Databricks is a unified analytics platform built on Apache Spark that combines data engineering, data science, and analytics workloads. The Data Connect integration allows you to automatically sync your Contentsquare data to Databricks for advanced analysis and machine learning.

Before setting up the Databricks integration, ensure you have:

  • Access to an AWS-hosted Databricks account that uses the Unity Catalog
  1. Log in to Contentsquare.

  2. Navigate to Analysis setup > Data Connect.

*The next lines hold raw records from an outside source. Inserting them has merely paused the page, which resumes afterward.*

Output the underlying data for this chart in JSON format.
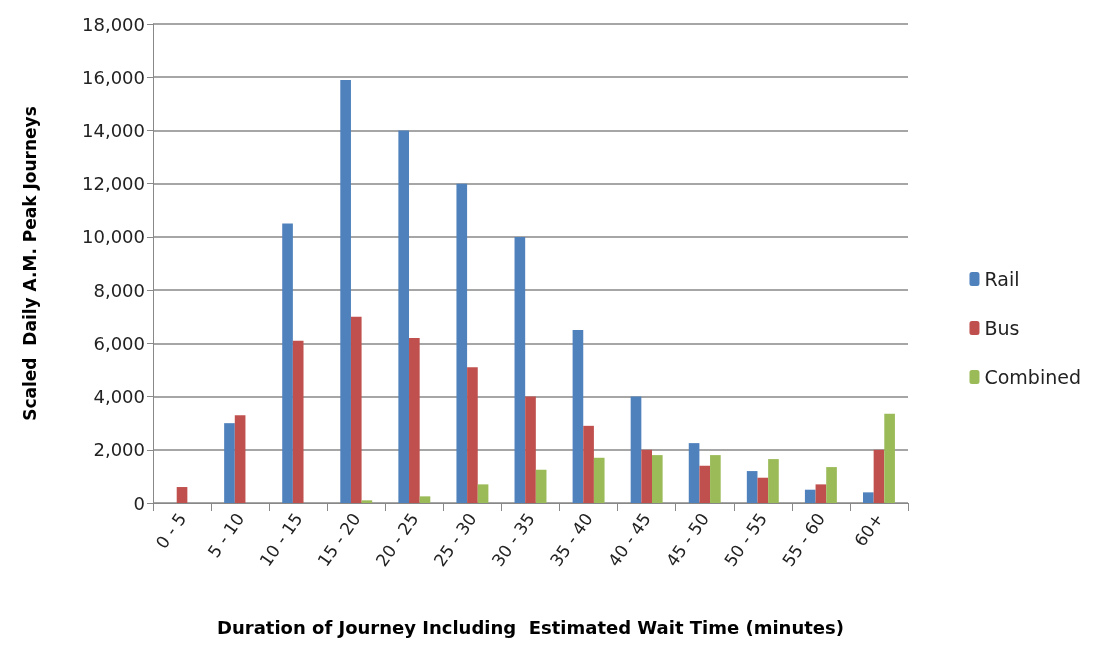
{
  "chart_data": {
    "type": "bar",
    "xlabel": "Duration of Journey Including  Estimated Wait Time (minutes)",
    "ylabel": "Scaled  Daily A.M. Peak Journeys",
    "categories": [
      "0 - 5",
      "5 - 10",
      "10 - 15",
      "15 - 20",
      "20 - 25",
      "25 - 30",
      "30 - 35",
      "35 - 40",
      "40 - 45",
      "45 - 50",
      "50 - 55",
      "55 - 60",
      "60+"
    ],
    "series": [
      {
        "name": "Rail",
        "color": "#4f81bd",
        "values": [
          0,
          3000,
          10500,
          15900,
          14000,
          12000,
          10000,
          6500,
          4000,
          2250,
          1200,
          500,
          400
        ]
      },
      {
        "name": "Bus",
        "color": "#c0504d",
        "values": [
          600,
          3300,
          6100,
          7000,
          6200,
          5100,
          4000,
          2900,
          2000,
          1400,
          950,
          700,
          2000
        ]
      },
      {
        "name": "Combined",
        "color": "#9bbb59",
        "values": [
          0,
          0,
          0,
          100,
          250,
          700,
          1250,
          1700,
          1800,
          1800,
          1650,
          1350,
          3350
        ]
      }
    ],
    "ylim": [
      0,
      18000
    ],
    "yticks": [
      0,
      {
        "value": 2000,
        "label": "2,000"
      },
      {
        "value": 4000,
        "label": "4,000"
      },
      {
        "value": 6000,
        "label": "6,000"
      },
      {
        "value": 8000,
        "label": "8,000"
      },
      {
        "value": 10000,
        "label": "10,000"
      },
      {
        "value": 12000,
        "label": "12,000"
      },
      {
        "value": 14000,
        "label": "14,000"
      },
      {
        "value": 16000,
        "label": "16,000"
      },
      {
        "value": 18000,
        "label": "18,000"
      }
    ],
    "grid": "y",
    "legend": "right"
  }
}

  3. Select Connect next to Databricks.

  4. Provide the following information:

    • Hostname: The ID of your Databricks account, which you can find in the account URL.
    • Path: The path of the warehouse you are connecting via this integration.
    • Catalog: The catalog that this data should sync to; if left blank, this integration will create a new catalog.
    • Schema (optional): The schema that this data should sync to; if left blank, this integration will create a new schema.
    • Token: This is required to allow Data Connect to write to the schema. The token must be a Personal Access Token (PAT) rather than an OAuth Token.
  5. Select Next.

Once setup is complete, you’ll see a sync within 24 hours with the following built-in tables:

  • Pageviews
  • Sessions
  • Users
  • user_migrations

You can create an all_events view to Databricks by setting up a query like this one:

SELECT
event_id,
time,
user_id,
session_id,
'test_event_table' AS event_table_name
FROM
"TEST_DB"."TEST_SCHEMA"."TEST_EVENT_TABLE"
UNION
SELECT
event_id,
time,
user_id,
session_id,
'click_event_table' AS event_table_name
FROM
"SCHEMA"."CLICK_EVENT_TABLE"
UNION
SELECT
event_id,
time,
user_id,
session_id,
'pageview_event_table' AS event_table_name
FROM
"SCHEMA"."PAGEVIEW_EVENT_TABLE"
  • The All Events table is not synced to Databricks. As a workaround, you can create your own all_events.
  • Defined properties syncing is not supported during beta.
  • Segments syncing is not supported during beta.